Being accountable for ones’ actions should always be a focus whether in writing or everyday life. The purpose of this blog is to highlight what I think are two major points to be considered when writing about race: intent and purpose.
Before going into that though, I can admit that as a black writer, I don’t worry about offending white readers with my work. This is largely because – whether admitted or not – there is a privilege in there seemingly being no way to damagingly depict white characters in a negative light, based solely on race. That bold part is important.
While non-white characters’ fight stereotypes that pigeon hole them into various roles, white characters can be ‘the dumb jock’ or ‘the slutty blonde’, for example, but those negative stereotypes don’t stop them being the hero of the story or have an ongoing negative impact on the white character that comes after them. They can always redeem themselves where unfortunately, the black teenage drug dealer or busty, lustful Latina cannot.

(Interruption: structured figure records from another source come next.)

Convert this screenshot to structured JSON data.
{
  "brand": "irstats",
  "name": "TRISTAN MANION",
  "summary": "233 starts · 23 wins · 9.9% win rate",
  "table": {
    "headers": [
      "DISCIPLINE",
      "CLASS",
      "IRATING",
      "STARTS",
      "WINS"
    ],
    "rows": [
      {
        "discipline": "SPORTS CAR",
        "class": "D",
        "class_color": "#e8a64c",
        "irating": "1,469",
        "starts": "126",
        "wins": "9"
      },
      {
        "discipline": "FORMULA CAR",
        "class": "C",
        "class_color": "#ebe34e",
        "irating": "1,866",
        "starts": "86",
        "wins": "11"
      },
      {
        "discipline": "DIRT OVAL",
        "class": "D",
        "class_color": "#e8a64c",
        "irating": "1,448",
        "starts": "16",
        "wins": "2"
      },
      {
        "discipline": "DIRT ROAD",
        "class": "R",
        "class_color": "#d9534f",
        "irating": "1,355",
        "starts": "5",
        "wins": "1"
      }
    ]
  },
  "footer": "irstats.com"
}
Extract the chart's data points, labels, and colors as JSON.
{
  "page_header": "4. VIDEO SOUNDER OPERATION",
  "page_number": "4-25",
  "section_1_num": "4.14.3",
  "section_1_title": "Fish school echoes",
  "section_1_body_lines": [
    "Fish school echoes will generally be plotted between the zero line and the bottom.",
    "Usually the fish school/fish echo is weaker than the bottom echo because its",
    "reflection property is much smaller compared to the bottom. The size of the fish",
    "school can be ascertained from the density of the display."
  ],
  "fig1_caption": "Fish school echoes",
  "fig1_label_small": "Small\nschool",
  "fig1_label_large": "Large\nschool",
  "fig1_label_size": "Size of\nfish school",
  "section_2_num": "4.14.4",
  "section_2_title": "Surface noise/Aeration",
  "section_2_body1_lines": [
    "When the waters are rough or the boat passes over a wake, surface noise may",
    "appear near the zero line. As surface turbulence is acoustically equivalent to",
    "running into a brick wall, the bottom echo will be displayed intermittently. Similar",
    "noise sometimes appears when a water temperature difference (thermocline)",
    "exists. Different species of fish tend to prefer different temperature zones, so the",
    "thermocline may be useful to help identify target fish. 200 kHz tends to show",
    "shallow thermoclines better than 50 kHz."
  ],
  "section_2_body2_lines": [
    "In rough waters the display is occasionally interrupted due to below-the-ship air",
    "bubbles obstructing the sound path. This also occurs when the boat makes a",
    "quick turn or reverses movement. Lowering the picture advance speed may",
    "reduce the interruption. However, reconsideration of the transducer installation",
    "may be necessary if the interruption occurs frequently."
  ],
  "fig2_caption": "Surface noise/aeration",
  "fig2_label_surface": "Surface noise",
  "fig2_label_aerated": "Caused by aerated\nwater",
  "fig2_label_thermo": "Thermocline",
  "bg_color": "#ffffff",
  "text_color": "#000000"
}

This is why it’s important to create more in depth, multi-faceted non-white characters but, how do we do this?
Let’s go back to the two main points then: intent and purpose. If choosing to include a character or characters from a race other than your own, try answering some of the questions below and see what takes shape:
What is your intention in creating this ethnic/racially diverse character?
What is their purpose in the story?
Are you trying to be inclusive for inclusive sake?
Do you feel personally inclined to include them or do you feel pressured into it?
Is there a cultural/world building element to including this person?
Will your story make an issue of their race in an ongoing negative light?
Depending on your answers, I suspect it will become pretty obvious whether your intent for this character is positively motivated or not. That’s not to say anyone ever has ill intent but if for example, your answer to the last question is yes and there is no real purpose for that, then you may need to re think your intent.
What I would hope, is that there are ethnically diverse characters in your stories simply because that’s the way your world is (if we’re talking Fantasy of course) and this character happens to display that. If so, great. If not, take a moment to think about your intentions for this character and the purpose for including them in your story.
If your intent is positive and justified both by your own thinking and that of your stories purpose/world building, a lot of your concerns might not actually be a problem. If, when writing about a white character, you never mention them going to the salon, why would you consider doing so for a black character and creating a scenario that a) might cause offence or b) makes no difference to the story?